So, it was good to see the news last week that the leaning tower of Pisa is leaning just a little less than it was, and is therefore less likely to fall over. The thought did cross my mind, though, that it would be an awful pity if the wonders of modern engineering that were used to halt its slow fall went so far as to as to straighten it up altogether.
Apparently some calculations show that that could happen by the year 2300, at the current rate of movement. But we need not worry. The tower can't ever be made fully upright because it is not just leaning, its also crooked - deliberately so!
I'd forgotten about this, but re-read it last week.

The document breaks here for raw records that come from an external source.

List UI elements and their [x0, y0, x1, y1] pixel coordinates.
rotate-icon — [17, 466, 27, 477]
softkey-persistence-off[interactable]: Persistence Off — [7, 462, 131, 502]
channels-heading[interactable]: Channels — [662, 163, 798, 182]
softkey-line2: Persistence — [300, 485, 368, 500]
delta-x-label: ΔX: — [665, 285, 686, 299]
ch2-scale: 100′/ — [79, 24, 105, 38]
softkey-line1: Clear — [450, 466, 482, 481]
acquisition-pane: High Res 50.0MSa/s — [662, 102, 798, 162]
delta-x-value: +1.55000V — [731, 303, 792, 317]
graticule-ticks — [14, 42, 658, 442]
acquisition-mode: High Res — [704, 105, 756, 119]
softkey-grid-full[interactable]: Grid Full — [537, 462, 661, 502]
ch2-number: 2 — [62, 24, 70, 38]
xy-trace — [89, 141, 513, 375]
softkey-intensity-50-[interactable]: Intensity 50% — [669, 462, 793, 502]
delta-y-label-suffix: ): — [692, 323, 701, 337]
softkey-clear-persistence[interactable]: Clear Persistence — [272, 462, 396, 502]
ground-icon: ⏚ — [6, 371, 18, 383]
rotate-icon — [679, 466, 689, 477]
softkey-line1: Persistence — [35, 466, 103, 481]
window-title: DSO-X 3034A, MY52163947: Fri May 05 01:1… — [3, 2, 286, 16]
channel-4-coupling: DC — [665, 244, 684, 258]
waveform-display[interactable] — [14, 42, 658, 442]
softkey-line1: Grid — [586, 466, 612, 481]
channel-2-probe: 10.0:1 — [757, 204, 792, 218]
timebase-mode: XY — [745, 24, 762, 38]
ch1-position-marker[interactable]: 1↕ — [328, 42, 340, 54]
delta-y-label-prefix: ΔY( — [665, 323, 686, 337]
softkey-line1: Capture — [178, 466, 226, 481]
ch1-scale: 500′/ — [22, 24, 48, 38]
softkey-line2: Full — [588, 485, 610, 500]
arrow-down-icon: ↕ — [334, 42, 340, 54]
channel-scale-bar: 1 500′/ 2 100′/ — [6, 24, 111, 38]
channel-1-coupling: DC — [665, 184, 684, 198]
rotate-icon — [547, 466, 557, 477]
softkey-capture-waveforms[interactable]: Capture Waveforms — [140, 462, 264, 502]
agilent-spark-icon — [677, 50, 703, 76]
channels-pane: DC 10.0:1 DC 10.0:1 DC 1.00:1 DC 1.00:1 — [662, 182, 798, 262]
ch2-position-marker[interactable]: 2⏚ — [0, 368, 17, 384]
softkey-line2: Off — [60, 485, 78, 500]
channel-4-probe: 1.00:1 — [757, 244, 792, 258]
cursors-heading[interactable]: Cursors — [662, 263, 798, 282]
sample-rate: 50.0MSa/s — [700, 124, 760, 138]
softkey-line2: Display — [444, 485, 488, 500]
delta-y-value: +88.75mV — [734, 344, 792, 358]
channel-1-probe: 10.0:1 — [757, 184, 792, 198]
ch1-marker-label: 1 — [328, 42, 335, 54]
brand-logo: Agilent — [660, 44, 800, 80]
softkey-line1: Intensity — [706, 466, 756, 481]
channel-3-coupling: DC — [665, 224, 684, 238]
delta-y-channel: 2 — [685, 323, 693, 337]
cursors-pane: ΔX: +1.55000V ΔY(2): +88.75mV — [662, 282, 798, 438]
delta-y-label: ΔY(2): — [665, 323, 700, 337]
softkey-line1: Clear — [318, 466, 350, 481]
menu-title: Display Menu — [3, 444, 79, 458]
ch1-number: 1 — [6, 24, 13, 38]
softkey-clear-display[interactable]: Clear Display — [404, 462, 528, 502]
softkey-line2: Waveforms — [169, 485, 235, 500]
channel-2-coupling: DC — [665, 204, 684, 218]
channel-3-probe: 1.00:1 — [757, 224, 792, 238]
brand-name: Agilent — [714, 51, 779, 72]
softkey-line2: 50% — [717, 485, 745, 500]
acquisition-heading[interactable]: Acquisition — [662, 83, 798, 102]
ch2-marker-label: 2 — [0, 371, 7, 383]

When work began in 1170, the porous clay (under the south side) almost immediately became evident and the project was abandoned for 90 years with only 3 stories built. But they started work again in 1270 with an ingenious plan to tackle the problem: they built the remaining floors at an angle to the base, hoping that they could thus offset the lean. I love this. I have tried similar things in my efforts at household maintenance. And usually with similar results - which is to say almost total failure. Because when it was finished the tower was still leaning. As little as 1.3 degrees from the vertical in its early years, but that grew steadily to as much as 5.4 degrees by the early 90s. It wasn't so much leaning, as (very) slowly falling.
If I have it right, the remedial work had many strands but mainly involved undermining the more solid foundations to the North, so that that side of the tower would sink enough to offset the sinking to the South. It seems to have worked because the lean is now only 3.97 degrees.
The slant built into the structure to offset the lean seems only barely visible to me, but presumably it was enough to make it seem somewhat straight in 1372 when it was finally finished.
But its good to know that it's there, ensuring the leaning tower will always lean. Even if its fixed.